# AF Revive - First Time Try



## Johnny50 (Apr 13, 2007)

Tried this for the first time tonight on the Swift.

The trim has never been touched in 7 years since the car was new, and it was very faded from it's original colour.

Gave it a very quick going over, couldn't believe the difference, and even more surprised at how little product was used.

Before.










During.










After.

















Overall, very impressed. So will see how long it holds up for 

Johnny.

(oh, and yes i missed a bit under the wiper, has now been done)


----------



## Scott_VXR (May 22, 2011)

Me too :thumb: love the stuff


----------



## alteclio (May 10, 2011)

Looks great!


----------



## Derekh929 (Aug 28, 2011)

Looks great , and is very good


----------



## Ns1980 (Jun 29, 2011)

Wow!!!


----------



## R0B (Aug 27, 2010)

good product for sure.


----------



## Bailey12856 (May 10, 2011)

thats came up fantastic, interested to see how long it lasts!


----------



## sirkuk (Mar 5, 2012)

It is excellent.
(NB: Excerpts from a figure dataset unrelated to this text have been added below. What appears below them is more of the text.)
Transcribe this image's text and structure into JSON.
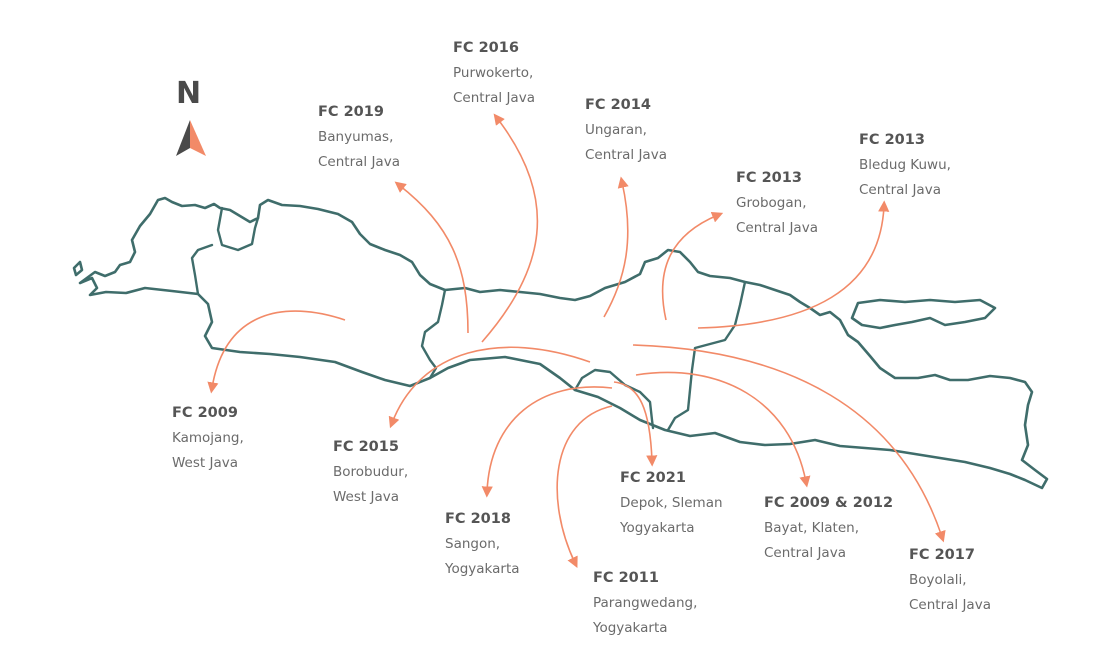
{
  "compass": {
    "letter": "N"
  },
  "colors": {
    "coast": "#3f6d6b",
    "arrow": "#f28a68",
    "text": "#6b6b6b",
    "compass_dark": "#4a4a4a",
    "compass_light": "#f28a68"
  },
  "sites": [
    {
      "id": "kamojang",
      "year": "FC 2009",
      "line1": "Kamojang,",
      "line2": "West Java"
    },
    {
      "id": "banyumas",
      "year": "FC 2019",
      "line1": "Banyumas,",
      "line2": "Central Java"
    },
    {
      "id": "purwokerto",
      "year": "FC 2016",
      "line1": "Purwokerto,",
      "line2": "Central Java"
    },
    {
      "id": "ungaran",
      "year": "FC 2014",
      "line1": "Ungaran,",
      "line2": "Central Java"
    },
    {
      "id": "grobogan",
      "year": "FC 2013",
      "line1": "Grobogan,",
      "line2": "Central Java"
    },
    {
      "id": "bledug-kuwu",
      "year": "FC 2013",
      "line1": "Bledug Kuwu,",
      "line2": "Central Java"
    },
    {
      "id": "borobudur",
      "year": "FC 2015",
      "line1": "Borobudur,",
      "line2": "West Java"
    },
    {
      "id": "sangon",
      "year": "FC 2018",
      "line1": "Sangon,",
      "line2": "Yogyakarta"
    },
    {
      "id": "parangwedang",
      "year": "FC 2011",
      "line1": "Parangwedang,",
      "line2": "Yogyakarta"
    },
    {
      "id": "depok",
      "year": "FC 2021",
      "line1": "Depok, Sleman",
      "line2": "Yogyakarta"
    },
    {
      "id": "bayat",
      "year": "FC 2009 & 2012",
      "line1": "Bayat, Klaten,",
      "line2": "Central Java"
    },
    {
      "id": "boyolali",
      "year": "FC 2017",
      "line1": "Boyolali,",
      "line2": "Central Java"
    }
  ]
}
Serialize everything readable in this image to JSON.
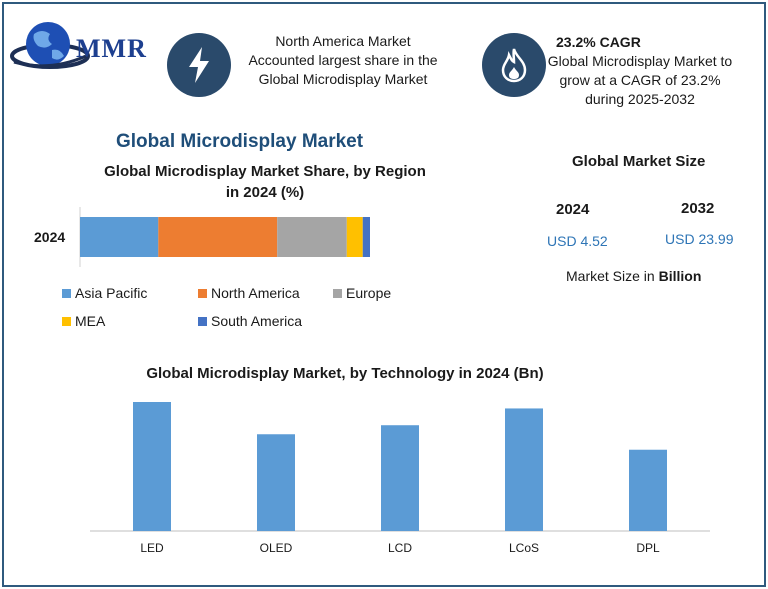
{
  "logo": {
    "text": "MMR"
  },
  "info_left": {
    "icon": "lightning-bolt-icon",
    "lines": [
      "North America Market",
      "Accounted largest share in the",
      "Global Microdisplay Market"
    ]
  },
  "info_right": {
    "icon": "flame-icon",
    "title": "23.2% CAGR",
    "lines": [
      "Global Microdisplay Market to",
      "grow at a CAGR of 23.2%",
      "during 2025-2032"
    ]
  },
  "main_title": "Global Microdisplay Market",
  "market_size": {
    "title": "Global Market Size",
    "year1": "2024",
    "year2": "2032",
    "value1": "USD 4.52",
    "value2": "USD 23.99",
    "unit_prefix": "Market Size in",
    "unit_bold": "Billion"
  },
  "colors": {
    "asia_pacific": "#5b9bd5",
    "north_america": "#ed7d31",
    "europe": "#a5a5a5",
    "mea": "#ffc000",
    "south_america": "#4472c4",
    "technology_bar": "#5b9bd5",
    "icon_bg": "#2a4a6b"
  },
  "chart_data": [
    {
      "type": "bar",
      "orientation": "horizontal-stacked",
      "title_line1": "Global Microdisplay Market Share, by Region",
      "title_line2": "in 2024 (%)",
      "categories": [
        "2024"
      ],
      "series": [
        {
          "name": "Asia Pacific",
          "values": [
            27
          ]
        },
        {
          "name": "North America",
          "values": [
            41
          ]
        },
        {
          "name": "Europe",
          "values": [
            24
          ]
        },
        {
          "name": "MEA",
          "values": [
            5.5
          ]
        },
        {
          "name": "South America",
          "values": [
            2.5
          ]
        }
      ],
      "xlim": [
        0,
        100
      ],
      "legend": "bottom"
    },
    {
      "type": "bar",
      "title": "Global Microdisplay Market, by Technology in 2024 (Bn)",
      "categories": [
        "LED",
        "OLED",
        "LCD",
        "LCoS",
        "DPL"
      ],
      "values": [
        1.0,
        0.75,
        0.82,
        0.95,
        0.63
      ],
      "ylim": [
        0,
        1.0
      ],
      "grid": false
    }
  ]
}
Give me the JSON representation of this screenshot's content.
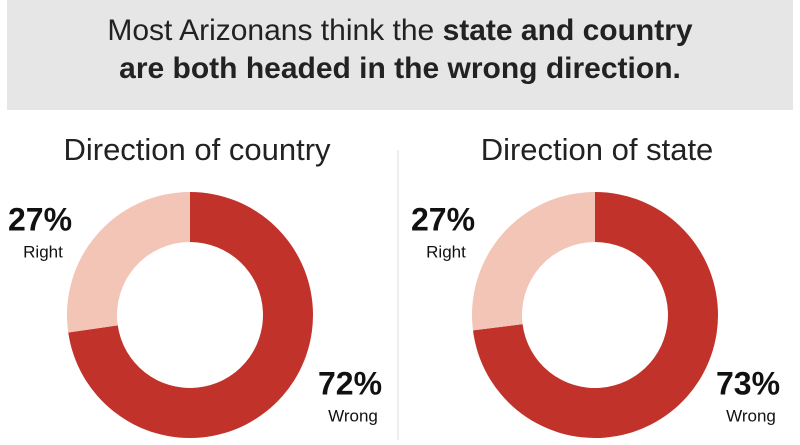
{
  "header": {
    "title": [
      "Most Arizonans think the",
      "state and country",
      "are both headed in the wrong direction."
    ]
  },
  "chart_data": [
    {
      "type": "pie",
      "title": "Direction of country",
      "categories": [
        "Right",
        "Wrong"
      ],
      "values": [
        27,
        72
      ],
      "value_labels": [
        "27%",
        "72%"
      ],
      "colors": [
        "#f2c5b6",
        "#c1332a"
      ]
    },
    {
      "type": "pie",
      "title": "Direction of state",
      "categories": [
        "Right",
        "Wrong"
      ],
      "values": [
        27,
        73
      ],
      "value_labels": [
        "27%",
        "73%"
      ],
      "colors": [
        "#f2c5b6",
        "#c1332a"
      ]
    }
  ]
}
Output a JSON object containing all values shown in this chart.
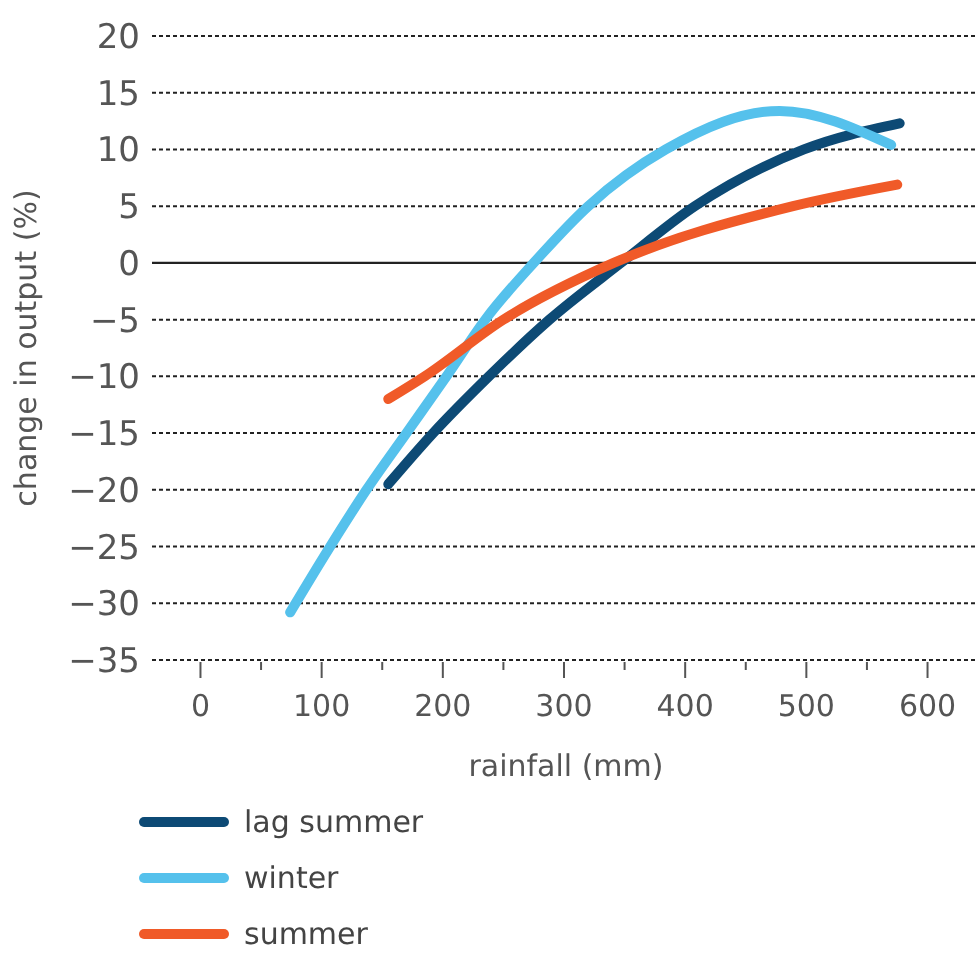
{
  "chart_data": {
    "type": "line",
    "xlabel": "rainfall (mm)",
    "ylabel": "change in output  (%)",
    "xlim": [
      -40,
      640
    ],
    "ylim": [
      -35,
      20
    ],
    "xticks": [
      0,
      {
        "value": 50,
        "label": null
      },
      100,
      {
        "value": 150,
        "label": null
      },
      200,
      {
        "value": 250,
        "label": null
      },
      300,
      {
        "value": 350,
        "label": null
      },
      400,
      {
        "value": 450,
        "label": null
      },
      500,
      {
        "value": 550,
        "label": null
      },
      600
    ],
    "yticks": [
      -35,
      -30,
      -25,
      -20,
      -15,
      -10,
      -5,
      0,
      5,
      10,
      15,
      20
    ],
    "grid": "y",
    "legend": "bottom",
    "line_style": "solid",
    "marker": "none",
    "series": [
      {
        "name": "lag summer",
        "color": "#0d4a75",
        "x": [
          155,
          192,
          238,
          288,
          347,
          408,
          498,
          577
        ],
        "values": [
          -19.5,
          -15,
          -10,
          -5,
          0,
          5,
          10,
          12.3
        ]
      },
      {
        "name": "winter",
        "color": "#55c1ec",
        "x": [
          74,
          107,
          137,
          170,
          203,
          235,
          275,
          320,
          384,
          478,
          570
        ],
        "values": [
          -30.8,
          -25,
          -20,
          -15,
          -10,
          -5,
          0,
          5,
          10,
          13.4,
          10.4
        ]
      },
      {
        "name": "summer",
        "color": "#f05a28",
        "x": [
          155,
          185,
          250,
          341,
          489,
          575
        ],
        "values": [
          -12,
          -10,
          -5,
          0,
          5,
          6.9
        ]
      }
    ]
  }
}
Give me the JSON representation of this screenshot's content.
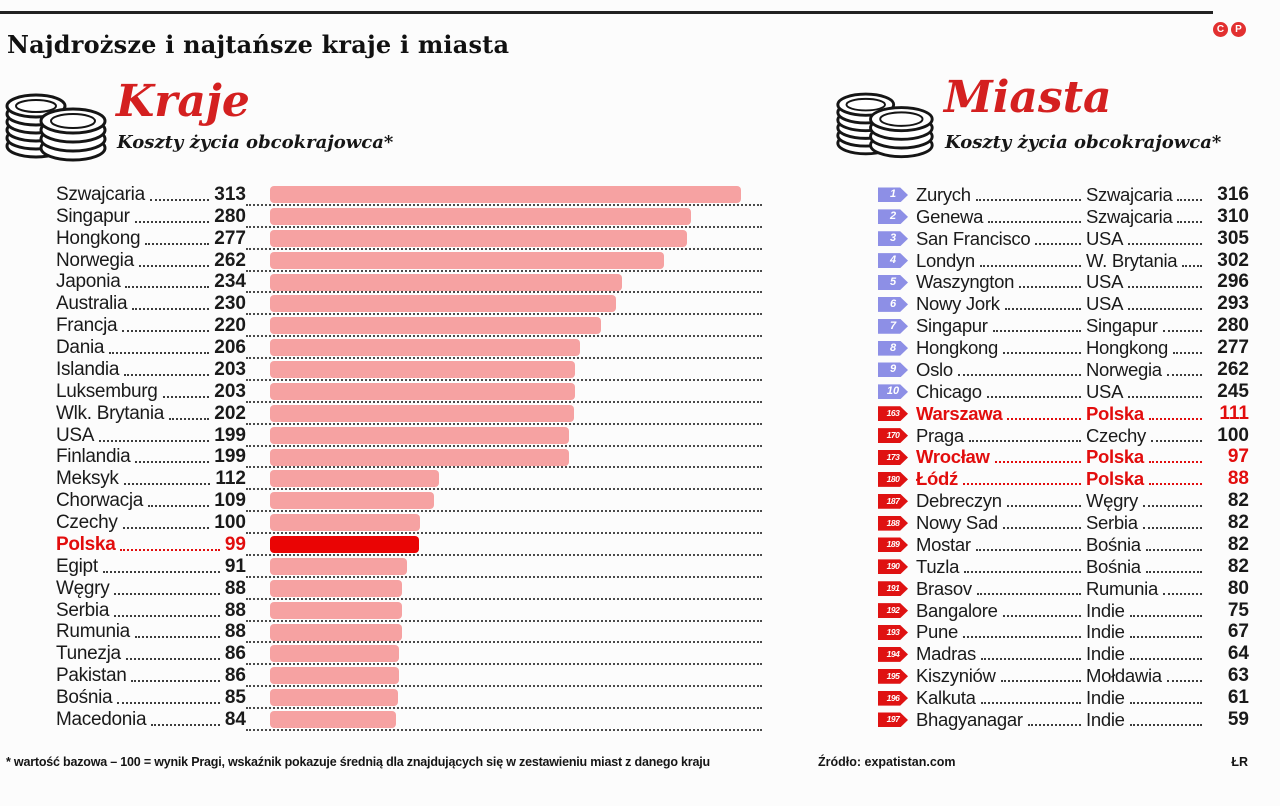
{
  "page": {
    "title": "Najdroższe i najtańsze kraje i miasta",
    "footnote": "* wartość bazowa – 100 = wynik Pragi, wskaźnik pokazuje średnią dla znajdujących się w zestawieniu miast z danego kraju",
    "source": "Źródło: expatistan.com",
    "credit": "ŁR",
    "logo_letters": {
      "c": "C",
      "p": "P"
    }
  },
  "sections": {
    "countries": {
      "title": "Kraje",
      "subtitle": "Koszty życia obcokrajowca*"
    },
    "cities": {
      "title": "Miasta",
      "subtitle": "Koszty życia obcokrajowca*"
    }
  },
  "colors": {
    "bar_pink": "#f6a2a2",
    "bar_red": "#ea0404",
    "text_red": "#e20d0d",
    "badge_blue": "#8d8fe6",
    "badge_red": "#df1212",
    "accent_title": "#d42020"
  },
  "chart_data": [
    {
      "type": "bar",
      "title": "Kraje – Koszty życia obcokrajowca",
      "orientation": "horizontal",
      "xlim": [
        0,
        313
      ],
      "grid": "dotted-row-lines",
      "highlight": "Polska",
      "categories": [
        "Szwajcaria",
        "Singapur",
        "Hongkong",
        "Norwegia",
        "Japonia",
        "Australia",
        "Francja",
        "Dania",
        "Islandia",
        "Luksemburg",
        "Wlk. Brytania",
        "USA",
        "Finlandia",
        "Meksyk",
        "Chorwacja",
        "Czechy",
        "Polska",
        "Egipt",
        "Węgry",
        "Serbia",
        "Rumunia",
        "Tunezja",
        "Pakistan",
        "Bośnia",
        "Macedonia"
      ],
      "values": [
        313,
        280,
        277,
        262,
        234,
        230,
        220,
        206,
        203,
        203,
        202,
        199,
        199,
        112,
        109,
        100,
        99,
        91,
        88,
        88,
        88,
        86,
        86,
        85,
        84
      ]
    },
    {
      "type": "table",
      "title": "Miasta – Koszty życia obcokrajowca",
      "columns": [
        "rank",
        "city",
        "country",
        "value"
      ],
      "highlight_cities": [
        "Warszawa",
        "Wrocław",
        "Łódź"
      ],
      "blue_badge_max_rank": 10,
      "rows": [
        [
          1,
          "Zurych",
          "Szwajcaria",
          316
        ],
        [
          2,
          "Genewa",
          "Szwajcaria",
          310
        ],
        [
          3,
          "San Francisco",
          "USA",
          305
        ],
        [
          4,
          "Londyn",
          "W. Brytania",
          302
        ],
        [
          5,
          "Waszyngton",
          "USA",
          296
        ],
        [
          6,
          "Nowy Jork",
          "USA",
          293
        ],
        [
          7,
          "Singapur",
          "Singapur",
          280
        ],
        [
          8,
          "Hongkong",
          "Hongkong",
          277
        ],
        [
          9,
          "Oslo",
          "Norwegia",
          262
        ],
        [
          10,
          "Chicago",
          "USA",
          245
        ],
        [
          163,
          "Warszawa",
          "Polska",
          111
        ],
        [
          170,
          "Praga",
          "Czechy",
          100
        ],
        [
          173,
          "Wrocław",
          "Polska",
          97
        ],
        [
          180,
          "Łódź",
          "Polska",
          88
        ],
        [
          187,
          "Debreczyn",
          "Węgry",
          82
        ],
        [
          188,
          "Nowy Sad",
          "Serbia",
          82
        ],
        [
          189,
          "Mostar",
          "Bośnia",
          82
        ],
        [
          190,
          "Tuzla",
          "Bośnia",
          82
        ],
        [
          191,
          "Brasov",
          "Rumunia",
          80
        ],
        [
          192,
          "Bangalore",
          "Indie",
          75
        ],
        [
          193,
          "Pune",
          "Indie",
          67
        ],
        [
          194,
          "Madras",
          "Indie",
          64
        ],
        [
          195,
          "Kiszyniów",
          "Mołdawia",
          63
        ],
        [
          196,
          "Kalkuta",
          "Indie",
          61
        ],
        [
          197,
          "Bhagyanagar",
          "Indie",
          59
        ]
      ]
    }
  ]
}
I never noticed such a dramatic effect on my Civic but the trim wasn't bad to begin with. Huge difference like yours on the other half's car though. Very impressive.

Sent from my GT-I9000 using Tapatalk


----------



## Lucchinelli (Mar 26, 2012)

Impressive, isn't it?


----------



## b3rto21 (Dec 7, 2011)

i tested this out on my smart car door handles @ the weekend made a big change to the look - very happy with it

R


----------



## Guest (Apr 2, 2012)

i got a sample from Ns1980,its a great product a little goes a very long way!


----------



## maxtherotti (Mar 2, 2009)

well on the basis of your pics i have just ordered me some:thumb: 
really wanted c4 but none available at the mo so this will be a good stop gap


Rob


----------



## msb (Dec 20, 2009)

Its great, brings all exterior plastics up great as well as my roof


----------



## Fish (Nov 16, 2011)

Please keep us updated with how long it lasts until a re-application is required.

Fish


----------



## Yellow Dave (Apr 5, 2011)

on an area like this I saw 3months before I applied a 2nd coat, not that it was needed but I was doing my lower front splitter at the time so did everything again.

Beads really well also


----------



## Johnny50 (Apr 13, 2007)

Fish said:


> Please keep us updated with how long it lasts until a re-application is required.
> 
> Fish


:thumb:

Sure will.

Sudden change in weather so it'll see both frost/snow and hopefully some sun soon too.

I'll report back whenever i see a change


----------



## sm81 (May 14, 2011)

Any change yet?


----------



## ABC Detailing (Jun 29, 2010)

Very nice, get some photos of the car up!


----------



## Mr A4 (Mar 22, 2012)

That's an amazing difference! Need to try some:thumb:


----------